Zeroual, l’option de parties occultes
L’évocation de la naissance du RND nous amène à la troisième voie, pas encore proposée formellement, mais que des parties occultes tentent de vendre depuis quelques semaines : celle de Liamine Zeroual.
La piste de l’ancien président pour gérer la transition est la plus dangereuse car elle est sournoisement suggérée, en tentant de faire croire qu’il s’agit d’une demande de la rue. Son portrait était brandi lors de la marche du 15 mars à Alger et des « manifestants » sont allés ce vendredi devant sa maison à Batna pour le « supplier » de revenir en sauveur.
Entre-temps, des voix se sont fait entendre ici et là pour le décrire comme l’homme de la situation. L’homme ne dément pas. Contrairement à Mouloud Hamrouche qui a fait savoir qu’il n’était candidat à aucun poste, l’ancien général-président garde le silence. Ce vendredi, il est même sorti voir ces « soutiens » devant sa maison. Un geste qui peut être interprété comme une ouverture de sa part.

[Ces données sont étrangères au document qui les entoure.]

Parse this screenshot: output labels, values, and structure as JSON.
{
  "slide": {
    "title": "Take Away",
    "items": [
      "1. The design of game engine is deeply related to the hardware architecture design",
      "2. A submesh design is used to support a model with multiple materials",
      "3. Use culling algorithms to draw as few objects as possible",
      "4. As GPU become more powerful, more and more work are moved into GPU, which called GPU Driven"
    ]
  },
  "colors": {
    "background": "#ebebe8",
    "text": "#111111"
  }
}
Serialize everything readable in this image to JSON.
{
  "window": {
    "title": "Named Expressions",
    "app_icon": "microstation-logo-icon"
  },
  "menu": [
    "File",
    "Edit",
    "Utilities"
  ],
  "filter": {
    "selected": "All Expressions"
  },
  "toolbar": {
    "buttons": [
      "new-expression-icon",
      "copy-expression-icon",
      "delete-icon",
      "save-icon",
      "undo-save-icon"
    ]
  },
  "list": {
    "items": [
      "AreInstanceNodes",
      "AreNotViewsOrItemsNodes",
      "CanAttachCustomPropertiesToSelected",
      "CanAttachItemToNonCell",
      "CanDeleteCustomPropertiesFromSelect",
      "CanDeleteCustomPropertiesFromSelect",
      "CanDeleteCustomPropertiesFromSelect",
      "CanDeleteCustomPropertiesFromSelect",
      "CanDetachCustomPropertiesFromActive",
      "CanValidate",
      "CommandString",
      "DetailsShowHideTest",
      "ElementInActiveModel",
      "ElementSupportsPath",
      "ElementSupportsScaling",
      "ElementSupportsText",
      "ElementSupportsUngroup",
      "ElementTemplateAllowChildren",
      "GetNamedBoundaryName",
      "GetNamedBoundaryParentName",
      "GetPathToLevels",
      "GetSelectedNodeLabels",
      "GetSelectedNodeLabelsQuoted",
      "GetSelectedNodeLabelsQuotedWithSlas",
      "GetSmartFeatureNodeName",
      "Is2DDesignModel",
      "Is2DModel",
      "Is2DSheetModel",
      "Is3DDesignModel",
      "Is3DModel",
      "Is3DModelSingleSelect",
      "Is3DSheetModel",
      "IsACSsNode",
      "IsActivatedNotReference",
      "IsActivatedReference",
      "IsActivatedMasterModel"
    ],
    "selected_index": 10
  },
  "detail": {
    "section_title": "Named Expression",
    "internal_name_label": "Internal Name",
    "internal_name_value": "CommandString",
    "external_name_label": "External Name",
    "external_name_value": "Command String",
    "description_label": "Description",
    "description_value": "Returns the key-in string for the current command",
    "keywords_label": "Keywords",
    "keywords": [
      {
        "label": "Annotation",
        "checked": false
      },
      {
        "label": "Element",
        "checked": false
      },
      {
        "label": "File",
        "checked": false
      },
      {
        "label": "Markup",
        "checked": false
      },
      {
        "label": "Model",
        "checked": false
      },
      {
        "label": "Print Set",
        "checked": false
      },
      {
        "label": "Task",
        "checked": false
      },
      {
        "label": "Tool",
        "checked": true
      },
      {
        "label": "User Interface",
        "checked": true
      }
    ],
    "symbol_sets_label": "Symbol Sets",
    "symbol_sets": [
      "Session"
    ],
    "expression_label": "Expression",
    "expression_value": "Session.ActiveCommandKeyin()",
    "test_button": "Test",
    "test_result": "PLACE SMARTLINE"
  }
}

Il y a sans doute beaucoup d’Algériens qui ont de l’estime pour l’ancien chef de l’État (1994-1999) pour des considérations sans lien avec son œuvre. Il a remis le pouvoir de « son plein gré » pour vivre ensuite une paisible retraite dans sa ville natale, en simple citoyen. Comme tous les retraités algériens, il affecterait, plus que tout, les interminables parties de dominos. Ça fait peut-être de lui un enfant du peuple, mais pas celui qui abattra le système.
Un bilan chaotique
Son passé ne plaide pas pour lui. Au contraire, il l’accable. Le système politique dont le peuple réclame aujourd’hui le départ date certes de l’indépendance, mais dans sa configuration actuelle, il est né sous le règne de Liamine Zeroual.
C’est à lui qu’on doit le concept de « démocratie responsable » traduit dans la Constitution actuelle (élaborée en 1996 et triturée deux fois par Bouteflika mais jamais changée), la création du RND, le bicaméralisme de façade.
C’est sous son règne que le FLN fut domestiqué (coup d’État scientifique contre Abdelhamid Mehri) pour en faire la coquille vide qu’il est aujourd’hui. C’est sous Zeroual que la fraude systématique aux élections fut banalisée (le RND est créé en février 1997 et il remporte les législatives en juin et les municipales en novembre de la même année).
C’est lui qui a fait brûler toutes les étapes à Ahmed Ouyahia qui est passé du rang de simple diplomate à celui de chef de gouvernement omnipotent. Les Algériens se rappellent aussi des frasques de son conseiller Mohamed Betchine à qui il avait confié de hautes responsabilités au sein de l’État.
Enfin, et ce n’est pas le moindre des reproches qu’on peut lui faire, c’est Zeroual qui a balisé la route d’El Mouradia à Bouteflika en organisant la mascarade électorale de 1999 qui a fait de lui le président des Algériens pendant vingt ans.
Certains diront qu’il n’y pouvait rien face à la pression des militaires et c’est justement une raison supplémentaire pour ne pas lui confier la cruciale période à venir où les pressions ne manqueront pas.
Idem pour le très effacé Bensalah. Les Algériens ont fait le plus dur en brisant le mur de la peur d’abord puis en maintenant la mobilisation pacifique, ils doivent maintenant redoubler de vigilance. L’option Zeroual, sortie d’on ne sait quelle officine, risque d’être un cadeau empoisonné.